Definition

AI Voice Agent

Software that conducts real-time phone conversations using STT, an LLM, and TTS.

An AI voice agent is software that conducts real-time, two-way phone conversations with humans using artificial intelligence. It listens to what a caller says (speech-to-text), processes the meaning using a large language model, and responds in natural-sounding speech (text-to-speech) — all within a fraction of a second.

Unlike traditional IVR systems that force callers through rigid menu trees, an AI voice agent understands natural language. A caller can say "I need to reschedule my appointment to sometime next Thursday afternoon" and the agent parses the intent, asks a clarifying question if needed, and takes action — no menu prompts required.

Core pipeline stages

  1. STT (Speech-to-Text): Converts the caller's audio into text in real time using models like Deepgram or Whisper.
  2. LLM (Large Language Model): Interprets the text, determines the caller's intent, generates a response, and decides whether to take an action (book a slot, look up an order, transfer to a human).
  3. TTS (Text-to-Speech): Converts the generated response back into natural-sounding audio using a neural voice engine.
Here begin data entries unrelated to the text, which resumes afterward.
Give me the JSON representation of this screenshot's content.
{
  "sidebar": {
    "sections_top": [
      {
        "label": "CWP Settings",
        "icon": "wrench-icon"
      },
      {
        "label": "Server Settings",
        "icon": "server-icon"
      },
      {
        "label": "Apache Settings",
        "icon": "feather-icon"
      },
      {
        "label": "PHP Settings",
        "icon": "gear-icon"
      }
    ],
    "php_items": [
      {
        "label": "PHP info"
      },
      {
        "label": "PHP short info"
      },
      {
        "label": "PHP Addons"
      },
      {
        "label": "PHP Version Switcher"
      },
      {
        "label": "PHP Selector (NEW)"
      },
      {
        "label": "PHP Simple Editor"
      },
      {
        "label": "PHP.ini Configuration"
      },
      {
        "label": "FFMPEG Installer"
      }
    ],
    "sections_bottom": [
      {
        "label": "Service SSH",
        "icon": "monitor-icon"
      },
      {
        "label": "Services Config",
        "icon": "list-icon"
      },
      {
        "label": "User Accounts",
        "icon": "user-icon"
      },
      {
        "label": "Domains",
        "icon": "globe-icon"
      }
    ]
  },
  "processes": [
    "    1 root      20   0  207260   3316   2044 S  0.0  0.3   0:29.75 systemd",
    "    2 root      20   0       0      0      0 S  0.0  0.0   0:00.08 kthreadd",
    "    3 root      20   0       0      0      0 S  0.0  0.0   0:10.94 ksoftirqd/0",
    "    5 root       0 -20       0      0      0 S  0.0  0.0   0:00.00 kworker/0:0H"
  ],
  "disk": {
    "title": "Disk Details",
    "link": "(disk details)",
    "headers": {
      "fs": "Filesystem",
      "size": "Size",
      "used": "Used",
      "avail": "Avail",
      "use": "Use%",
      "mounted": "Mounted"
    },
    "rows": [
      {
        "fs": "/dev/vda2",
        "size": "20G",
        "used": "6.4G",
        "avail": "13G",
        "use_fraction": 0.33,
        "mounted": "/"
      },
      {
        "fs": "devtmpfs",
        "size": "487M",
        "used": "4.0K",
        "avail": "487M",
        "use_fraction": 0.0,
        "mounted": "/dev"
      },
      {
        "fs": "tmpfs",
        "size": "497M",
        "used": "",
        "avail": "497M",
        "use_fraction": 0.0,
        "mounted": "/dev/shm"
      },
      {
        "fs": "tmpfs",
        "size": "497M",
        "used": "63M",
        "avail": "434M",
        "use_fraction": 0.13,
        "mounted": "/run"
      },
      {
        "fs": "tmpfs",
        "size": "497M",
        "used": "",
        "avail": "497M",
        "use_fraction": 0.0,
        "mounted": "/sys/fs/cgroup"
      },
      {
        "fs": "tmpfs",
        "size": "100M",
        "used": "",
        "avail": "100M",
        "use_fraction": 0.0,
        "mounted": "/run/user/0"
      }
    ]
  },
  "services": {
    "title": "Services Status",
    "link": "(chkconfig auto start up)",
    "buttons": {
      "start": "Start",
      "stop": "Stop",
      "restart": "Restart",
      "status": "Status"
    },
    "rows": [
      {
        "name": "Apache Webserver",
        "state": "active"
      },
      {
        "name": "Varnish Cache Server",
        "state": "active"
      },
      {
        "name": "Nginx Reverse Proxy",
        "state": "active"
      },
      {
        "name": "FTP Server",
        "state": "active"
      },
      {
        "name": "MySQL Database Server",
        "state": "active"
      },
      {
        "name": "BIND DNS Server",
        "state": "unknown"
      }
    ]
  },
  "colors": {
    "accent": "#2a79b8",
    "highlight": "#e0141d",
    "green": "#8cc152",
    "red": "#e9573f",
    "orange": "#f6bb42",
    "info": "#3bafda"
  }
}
The full round-trip — from the moment the caller stops speaking to when the agent begins responding — is called end-to-end latency. TurboCall achieves sub-400ms latency by co-locating all three stages on the same inference cluster.

Business use cases: Inbound call handling, outbound lead qualification, appointment scheduling, order status lookups, payment collection, appointment reminders, and post-call surveys.